Nothing starts off perfect. We aren’t perfect coming out of the womb, and neither are our businesses. I think of my business as a little fledgling. A little baby duckling, that has to be protected, and catered to. It is going to fall into random gutters, and I am going to have to call in some firemen to pull her out. She’s going to start crying in the middle of the night one day and I’ll have no idea how to fix her. I mean, she’s a little baby.
How much time do you give a little child to grow and learn? Do you get annoyed with a child because they don’t start speaking right away? Or because she is too slow to start walking? Do you start beating her because she won’t start eating all of her meals completely right away?
No!! That would be a child abuse.
Well, beating up our business for not being perfect right away is business abuse, and I won’t allow it. At least to my own business.
I have spoken to lots of people recently about where my business is going because everyone is so curious about this. I am following my intuition, and I am following the universe’s path for my business and I. Worrying about it, or thinking about it, or all of that drama, isn’t going to result in anything better. Nothing is going to move faster, if I start doing more.
Let’s realize that our businesses are like our babies. They need time to grow, and mature, and learn. We can’t just force them into the deep end of the pool before they are ready and expect them to swim.
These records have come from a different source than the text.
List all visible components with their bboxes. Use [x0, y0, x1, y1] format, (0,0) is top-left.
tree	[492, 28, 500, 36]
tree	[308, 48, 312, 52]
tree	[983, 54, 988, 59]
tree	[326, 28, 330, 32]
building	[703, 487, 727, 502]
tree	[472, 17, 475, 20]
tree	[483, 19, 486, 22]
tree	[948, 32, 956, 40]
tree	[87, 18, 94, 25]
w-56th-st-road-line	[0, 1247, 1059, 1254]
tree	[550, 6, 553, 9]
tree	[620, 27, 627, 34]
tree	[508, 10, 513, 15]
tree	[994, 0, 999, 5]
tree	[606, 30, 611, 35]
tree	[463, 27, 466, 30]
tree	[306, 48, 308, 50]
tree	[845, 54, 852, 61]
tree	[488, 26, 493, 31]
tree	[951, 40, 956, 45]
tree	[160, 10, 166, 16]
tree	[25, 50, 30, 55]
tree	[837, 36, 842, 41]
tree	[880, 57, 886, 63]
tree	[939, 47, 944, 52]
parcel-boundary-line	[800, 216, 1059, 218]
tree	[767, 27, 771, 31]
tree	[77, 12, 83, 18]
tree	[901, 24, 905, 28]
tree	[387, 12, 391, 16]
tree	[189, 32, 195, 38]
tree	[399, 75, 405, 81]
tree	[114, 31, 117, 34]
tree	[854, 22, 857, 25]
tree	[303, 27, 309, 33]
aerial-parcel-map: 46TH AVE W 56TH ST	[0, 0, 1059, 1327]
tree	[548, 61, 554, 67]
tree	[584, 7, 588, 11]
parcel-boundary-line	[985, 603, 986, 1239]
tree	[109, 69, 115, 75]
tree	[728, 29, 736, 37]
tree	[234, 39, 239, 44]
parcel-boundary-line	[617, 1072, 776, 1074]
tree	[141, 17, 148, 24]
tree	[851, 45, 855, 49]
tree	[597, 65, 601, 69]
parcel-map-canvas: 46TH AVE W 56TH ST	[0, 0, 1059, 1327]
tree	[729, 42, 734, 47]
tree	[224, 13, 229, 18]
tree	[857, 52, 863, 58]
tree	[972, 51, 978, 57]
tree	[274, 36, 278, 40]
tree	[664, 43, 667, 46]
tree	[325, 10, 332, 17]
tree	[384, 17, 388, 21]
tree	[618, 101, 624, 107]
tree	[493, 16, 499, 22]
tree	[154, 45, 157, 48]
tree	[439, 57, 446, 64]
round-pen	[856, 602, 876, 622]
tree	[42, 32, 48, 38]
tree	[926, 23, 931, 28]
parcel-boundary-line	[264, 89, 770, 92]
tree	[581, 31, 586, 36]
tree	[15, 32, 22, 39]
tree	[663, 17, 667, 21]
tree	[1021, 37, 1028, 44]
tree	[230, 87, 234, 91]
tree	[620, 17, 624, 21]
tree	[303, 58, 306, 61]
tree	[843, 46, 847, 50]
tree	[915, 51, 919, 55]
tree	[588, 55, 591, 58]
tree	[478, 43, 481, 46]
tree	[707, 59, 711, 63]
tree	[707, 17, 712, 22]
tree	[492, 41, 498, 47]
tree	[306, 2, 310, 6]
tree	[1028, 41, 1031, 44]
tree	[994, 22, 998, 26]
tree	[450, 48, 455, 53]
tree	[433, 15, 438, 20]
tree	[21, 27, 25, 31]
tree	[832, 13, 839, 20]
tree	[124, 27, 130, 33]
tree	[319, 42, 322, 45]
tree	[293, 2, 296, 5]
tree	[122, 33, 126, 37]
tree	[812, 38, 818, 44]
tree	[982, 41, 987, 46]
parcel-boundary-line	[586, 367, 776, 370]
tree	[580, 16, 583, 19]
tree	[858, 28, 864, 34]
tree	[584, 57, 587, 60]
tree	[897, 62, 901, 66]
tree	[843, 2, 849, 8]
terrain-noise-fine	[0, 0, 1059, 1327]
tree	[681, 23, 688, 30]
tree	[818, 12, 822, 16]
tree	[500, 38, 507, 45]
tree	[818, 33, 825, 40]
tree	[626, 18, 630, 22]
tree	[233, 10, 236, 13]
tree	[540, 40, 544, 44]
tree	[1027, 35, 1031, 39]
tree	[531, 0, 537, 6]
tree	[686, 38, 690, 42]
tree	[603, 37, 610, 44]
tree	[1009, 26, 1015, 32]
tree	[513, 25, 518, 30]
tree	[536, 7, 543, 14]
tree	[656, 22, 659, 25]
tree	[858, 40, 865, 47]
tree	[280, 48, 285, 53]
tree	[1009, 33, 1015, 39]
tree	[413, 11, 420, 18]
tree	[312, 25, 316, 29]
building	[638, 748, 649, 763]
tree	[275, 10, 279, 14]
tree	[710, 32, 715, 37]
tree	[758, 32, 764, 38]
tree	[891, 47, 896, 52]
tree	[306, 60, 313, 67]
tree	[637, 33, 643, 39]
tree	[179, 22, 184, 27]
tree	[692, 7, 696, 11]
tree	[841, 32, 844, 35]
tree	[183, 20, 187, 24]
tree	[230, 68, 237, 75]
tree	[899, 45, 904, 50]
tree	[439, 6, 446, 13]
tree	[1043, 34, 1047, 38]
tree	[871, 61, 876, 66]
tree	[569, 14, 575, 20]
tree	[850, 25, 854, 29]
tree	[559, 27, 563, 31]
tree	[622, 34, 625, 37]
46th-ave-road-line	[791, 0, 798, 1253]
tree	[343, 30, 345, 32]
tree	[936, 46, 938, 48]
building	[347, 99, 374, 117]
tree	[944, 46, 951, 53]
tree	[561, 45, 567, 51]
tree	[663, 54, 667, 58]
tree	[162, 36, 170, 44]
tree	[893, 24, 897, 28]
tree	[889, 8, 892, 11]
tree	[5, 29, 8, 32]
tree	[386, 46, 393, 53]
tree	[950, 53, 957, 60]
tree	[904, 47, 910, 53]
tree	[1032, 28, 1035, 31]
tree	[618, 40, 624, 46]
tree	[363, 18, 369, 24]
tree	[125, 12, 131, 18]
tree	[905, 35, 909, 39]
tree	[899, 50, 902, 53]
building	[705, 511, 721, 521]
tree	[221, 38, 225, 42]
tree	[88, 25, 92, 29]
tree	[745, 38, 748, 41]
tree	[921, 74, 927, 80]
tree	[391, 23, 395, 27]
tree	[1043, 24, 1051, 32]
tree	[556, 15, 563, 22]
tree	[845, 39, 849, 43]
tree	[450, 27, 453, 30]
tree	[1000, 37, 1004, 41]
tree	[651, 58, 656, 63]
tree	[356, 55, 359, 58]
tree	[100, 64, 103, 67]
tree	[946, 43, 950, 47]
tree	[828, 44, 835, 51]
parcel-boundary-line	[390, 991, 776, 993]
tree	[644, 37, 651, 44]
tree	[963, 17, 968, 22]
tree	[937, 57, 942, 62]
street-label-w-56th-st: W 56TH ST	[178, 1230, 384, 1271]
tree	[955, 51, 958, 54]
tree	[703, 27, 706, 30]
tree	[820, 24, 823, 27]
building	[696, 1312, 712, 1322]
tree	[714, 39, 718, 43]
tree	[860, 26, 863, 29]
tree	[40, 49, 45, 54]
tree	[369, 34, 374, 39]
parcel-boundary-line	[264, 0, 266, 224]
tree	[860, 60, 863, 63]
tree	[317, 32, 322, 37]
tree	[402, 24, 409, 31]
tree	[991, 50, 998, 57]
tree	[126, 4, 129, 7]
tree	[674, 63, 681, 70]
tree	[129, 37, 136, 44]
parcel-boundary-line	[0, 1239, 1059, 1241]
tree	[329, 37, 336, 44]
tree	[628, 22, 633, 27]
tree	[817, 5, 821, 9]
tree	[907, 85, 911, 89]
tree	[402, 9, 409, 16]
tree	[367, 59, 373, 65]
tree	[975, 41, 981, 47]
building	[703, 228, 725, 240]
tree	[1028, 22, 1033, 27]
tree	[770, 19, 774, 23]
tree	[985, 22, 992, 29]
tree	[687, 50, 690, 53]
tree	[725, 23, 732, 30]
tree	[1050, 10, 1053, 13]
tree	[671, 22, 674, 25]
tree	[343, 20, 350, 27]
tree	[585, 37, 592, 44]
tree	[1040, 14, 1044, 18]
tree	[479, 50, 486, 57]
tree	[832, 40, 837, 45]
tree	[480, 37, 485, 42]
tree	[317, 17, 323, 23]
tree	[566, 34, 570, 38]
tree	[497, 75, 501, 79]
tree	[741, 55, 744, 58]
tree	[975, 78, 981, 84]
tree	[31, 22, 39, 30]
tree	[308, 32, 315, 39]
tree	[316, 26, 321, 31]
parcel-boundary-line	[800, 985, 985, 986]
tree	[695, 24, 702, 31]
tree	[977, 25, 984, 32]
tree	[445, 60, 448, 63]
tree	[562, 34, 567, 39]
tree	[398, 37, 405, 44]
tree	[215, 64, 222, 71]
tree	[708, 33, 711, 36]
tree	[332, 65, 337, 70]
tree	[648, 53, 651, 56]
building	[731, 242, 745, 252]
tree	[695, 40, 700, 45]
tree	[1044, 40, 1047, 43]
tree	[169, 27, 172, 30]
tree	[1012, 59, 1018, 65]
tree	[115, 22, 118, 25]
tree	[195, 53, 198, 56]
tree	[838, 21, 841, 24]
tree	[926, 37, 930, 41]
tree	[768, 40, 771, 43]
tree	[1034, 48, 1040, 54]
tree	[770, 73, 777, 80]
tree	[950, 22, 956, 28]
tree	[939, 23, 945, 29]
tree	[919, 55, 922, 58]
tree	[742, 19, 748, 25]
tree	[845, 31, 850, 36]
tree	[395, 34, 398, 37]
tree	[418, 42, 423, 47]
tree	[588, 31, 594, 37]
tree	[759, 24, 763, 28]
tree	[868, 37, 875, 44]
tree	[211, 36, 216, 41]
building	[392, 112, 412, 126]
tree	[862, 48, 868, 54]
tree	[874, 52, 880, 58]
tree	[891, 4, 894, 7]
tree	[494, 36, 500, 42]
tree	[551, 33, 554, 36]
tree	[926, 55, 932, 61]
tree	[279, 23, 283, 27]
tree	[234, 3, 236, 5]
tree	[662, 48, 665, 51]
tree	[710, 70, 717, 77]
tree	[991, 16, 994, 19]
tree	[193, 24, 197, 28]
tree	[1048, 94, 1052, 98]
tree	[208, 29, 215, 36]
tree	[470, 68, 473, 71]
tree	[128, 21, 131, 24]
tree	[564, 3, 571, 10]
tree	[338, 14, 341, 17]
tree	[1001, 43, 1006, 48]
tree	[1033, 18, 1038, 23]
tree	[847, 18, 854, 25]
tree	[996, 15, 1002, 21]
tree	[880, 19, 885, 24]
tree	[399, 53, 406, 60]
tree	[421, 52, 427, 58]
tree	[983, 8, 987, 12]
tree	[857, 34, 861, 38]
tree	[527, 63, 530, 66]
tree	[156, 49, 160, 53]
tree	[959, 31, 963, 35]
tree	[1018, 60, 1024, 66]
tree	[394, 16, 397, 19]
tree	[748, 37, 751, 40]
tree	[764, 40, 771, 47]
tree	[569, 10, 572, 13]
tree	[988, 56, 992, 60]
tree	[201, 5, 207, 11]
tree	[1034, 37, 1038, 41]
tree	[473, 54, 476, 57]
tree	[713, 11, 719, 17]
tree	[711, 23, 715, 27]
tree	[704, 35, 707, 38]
Give them the time, and space to grow. Let them be, and let them blossom in their own time frame. Some businesses like children will start walking faster than others. Some will start talking later than others. All of that is a normal part of business growth, and maturation.
I am stopping this tirade of business abuse, at least for my own business. I’m going to let her be. She needs time and I am going to give her that time. I’m going to do whatever it takes to keep on going.
I know it will be worth it in the end.